Sept. 19, 2011
/PRNewswire/ -- BMB Munai, Inc. (NYSE Amex: KAZ) (the "Company") today announced that it has completed the sale of all of its interests in Emir Oil LLP to a subsidiary of MIE Holdings Corporation (HKEx: 1555), following its receipt of necessary regulatory approvals and satisfaction of the necessary conditions to closing the transaction. In connection with the closing of the transaction, the Company repaid in full the outstanding principal and accrued interest on its 10.75% convertible Senior Notes due 2013.
In the coming weeks, the Company's board of directors will meet to determine the amount of the first of two anticipated cash distributions to the Company's stockholders from the transaction proceeds, such amount to be determined after giving effect to the estimated closing adjustments and escrow amount and the repayment of the convertible senior notes and after providing for the payment of or reserve for other anticipated liabilities and transaction costs. The Company intends to make a second distribution to stockholders following termination of the escrow on the first year anniversary of the closing date, subject to the availability of funds to be released from the escrow, actual costs incurred and other factors.

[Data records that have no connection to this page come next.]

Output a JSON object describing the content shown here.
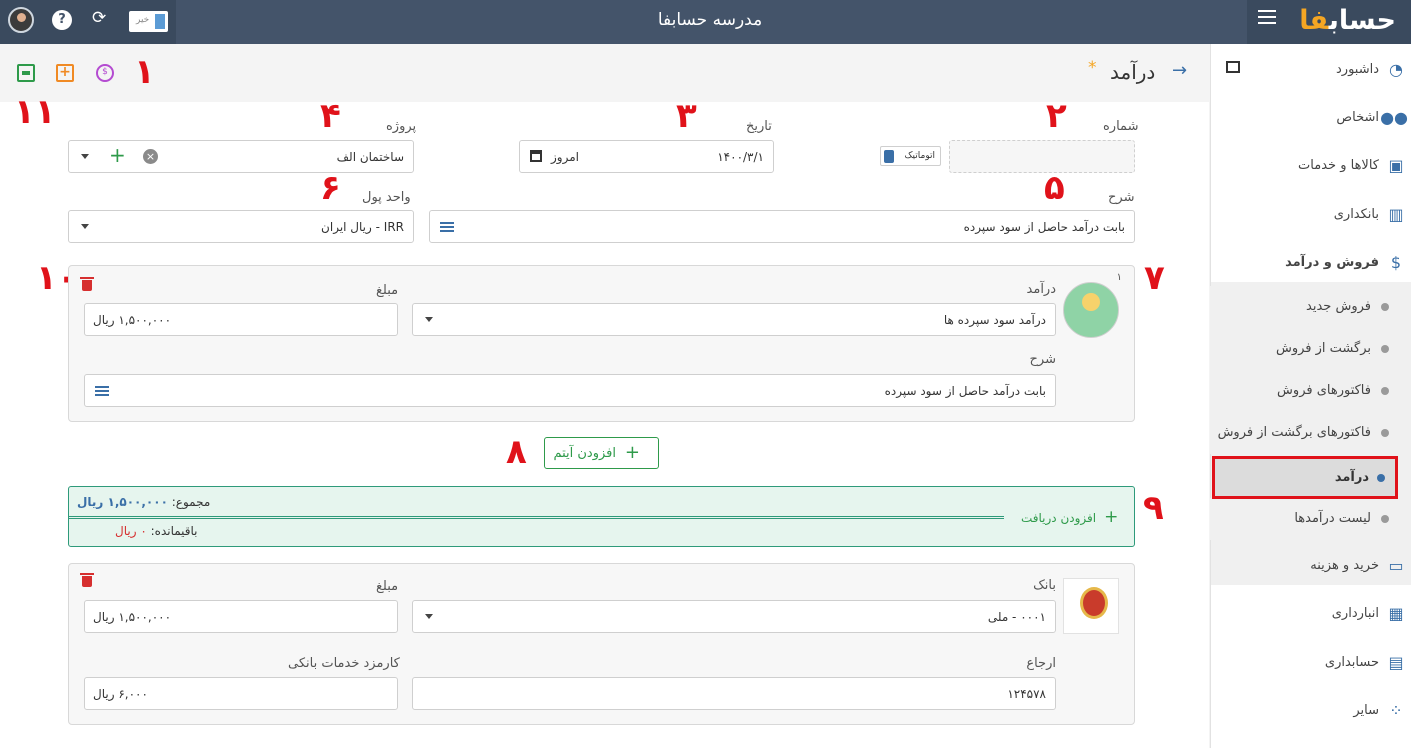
{
  "app": {
    "title": "مدرسه حسابفا",
    "logo_main": "حساب",
    "logo_accent": "فا",
    "toggle_label": "خیر"
  },
  "page": {
    "title": "درآمد",
    "star": "*"
  },
  "annotations": [
    "۱",
    "۲",
    "۳",
    "۴",
    "۵",
    "۶",
    "۷",
    "۸",
    "۹",
    "۱۰",
    "۱۱"
  ],
  "sidebar": {
    "items": [
      {
        "label": "داشبورد",
        "icon": "dashboard-icon"
      },
      {
        "label": "اشخاص",
        "icon": "people-icon"
      },
      {
        "label": "کالاها و خدمات",
        "icon": "box-icon"
      },
      {
        "label": "بانکداری",
        "icon": "bank-icon"
      },
      {
        "label": "فروش و درآمد",
        "icon": "sales-icon"
      },
      {
        "label": "خرید و هزینه",
        "icon": "wallet-icon"
      },
      {
        "label": "انبارداری",
        "icon": "warehouse-icon"
      },
      {
        "label": "حسابداری",
        "icon": "calculator-icon"
      },
      {
        "label": "سایر",
        "icon": "other-icon"
      }
    ],
    "sub_items": [
      {
        "label": "فروش جدید"
      },
      {
        "label": "برگشت از فروش"
      },
      {
        "label": "فاکتورهای فروش"
      },
      {
        "label": "فاکتورهای برگشت از فروش"
      },
      {
        "label": "درآمد"
      },
      {
        "label": "لیست درآمدها"
      }
    ]
  },
  "form": {
    "number_label": "شماره",
    "auto_label": "اتوماتیک",
    "date_label": "تاریخ",
    "date_value": "۱۴۰۰/۳/۱",
    "date_today": "امروز",
    "project_label": "پروژه",
    "project_value": "ساختمان الف",
    "desc_label": "شرح",
    "desc_value": "بابت درآمد حاصل از سود سپرده",
    "currency_label": "واحد پول",
    "currency_value": "IRR - ریال ایران"
  },
  "income_item": {
    "index": "۱",
    "income_label": "درآمد",
    "income_value": "درآمد سود سپرده ها",
    "amount_label": "مبلغ",
    "amount_value": "۱,۵۰۰,۰۰۰ ریال",
    "desc_label": "شرح",
    "desc_value": "بابت درآمد حاصل از سود سپرده"
  },
  "add_item_label": "افزودن آیتم",
  "payment_summary": {
    "total_label": "مجموع:",
    "total_value": "۱,۵۰۰,۰۰۰ ریال",
    "remaining_label": "باقیمانده:",
    "remaining_value": "۰ ریال",
    "add_payment_label": "افزودن دریافت"
  },
  "payment": {
    "bank_label": "بانک",
    "bank_value": "۰۰۰۱ - ملی",
    "amount_label": "مبلغ",
    "amount_value": "۱,۵۰۰,۰۰۰ ریال",
    "ref_label": "ارجاع",
    "ref_value": "۱۲۴۵۷۸",
    "fee_label": "کارمزد خدمات بانکی",
    "fee_value": "۶,۰۰۰ ریال"
  }
}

As previously announced, today the Company expects to file with the Securities and Exchange Commission a Form 25 to effect its voluntary delisting from the NYSE Amex, which is expected to be effective on
September 29, 2011
. Thereafter, the Company's shares will no longer be listed on the NYSE Amex. Upon delisting from NYSE Amex, the Company believes that its common stock will be eligible for quotation on the OTCQB, part of the OTC Market Group, formerly known as Pink Sheets LLC. While the common stock may be quoted over-the-counter on the OTCQB, there can be no assurance that a market for the Company's common stock will develop on the OTCQB or otherwise.

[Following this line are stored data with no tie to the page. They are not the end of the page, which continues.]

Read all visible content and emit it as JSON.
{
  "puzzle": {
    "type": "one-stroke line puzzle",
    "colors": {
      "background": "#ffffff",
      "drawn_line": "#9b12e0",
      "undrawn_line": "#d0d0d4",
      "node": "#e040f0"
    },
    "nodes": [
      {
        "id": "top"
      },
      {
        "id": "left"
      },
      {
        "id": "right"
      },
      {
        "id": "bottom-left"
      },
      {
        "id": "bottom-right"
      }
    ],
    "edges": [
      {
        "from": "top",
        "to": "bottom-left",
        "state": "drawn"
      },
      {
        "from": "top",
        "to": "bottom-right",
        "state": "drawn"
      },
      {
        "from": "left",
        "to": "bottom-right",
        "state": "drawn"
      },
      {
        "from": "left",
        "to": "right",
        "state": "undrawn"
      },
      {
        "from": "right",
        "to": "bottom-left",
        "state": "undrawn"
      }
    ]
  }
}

Cautionary Note Regarding Forward-Looking Statements
This release contains "forward-looking" statements regarding the Company's anticipated cash distributions to stockholders and the filing of various information with the SEC. All such forward-looking statements are subject to uncertainty and changes in circumstances, and there is no assurance the statements will prove correct. Moreover, no forward-looking statements are guarantees of future results or performance and involve risks, assumptions and uncertainties that could cause actual events or results to differ materially from the events or results described in, or anticipated by, the forward-looking statements. Factors that could materially affect such forward-looking statements include economic, business and regulatory risks and factors identified in the Company's periodic reports filed with the SEC. All forward-looking statements are made only as of the date of this release and the Company assumes no obligation to update forward-looking statements to reflect subsequent events or circumstances. Readers should not place undue reliance on these forward-looking statements.
NYSE Amex has neither approved nor disapproved of the contents of this press release.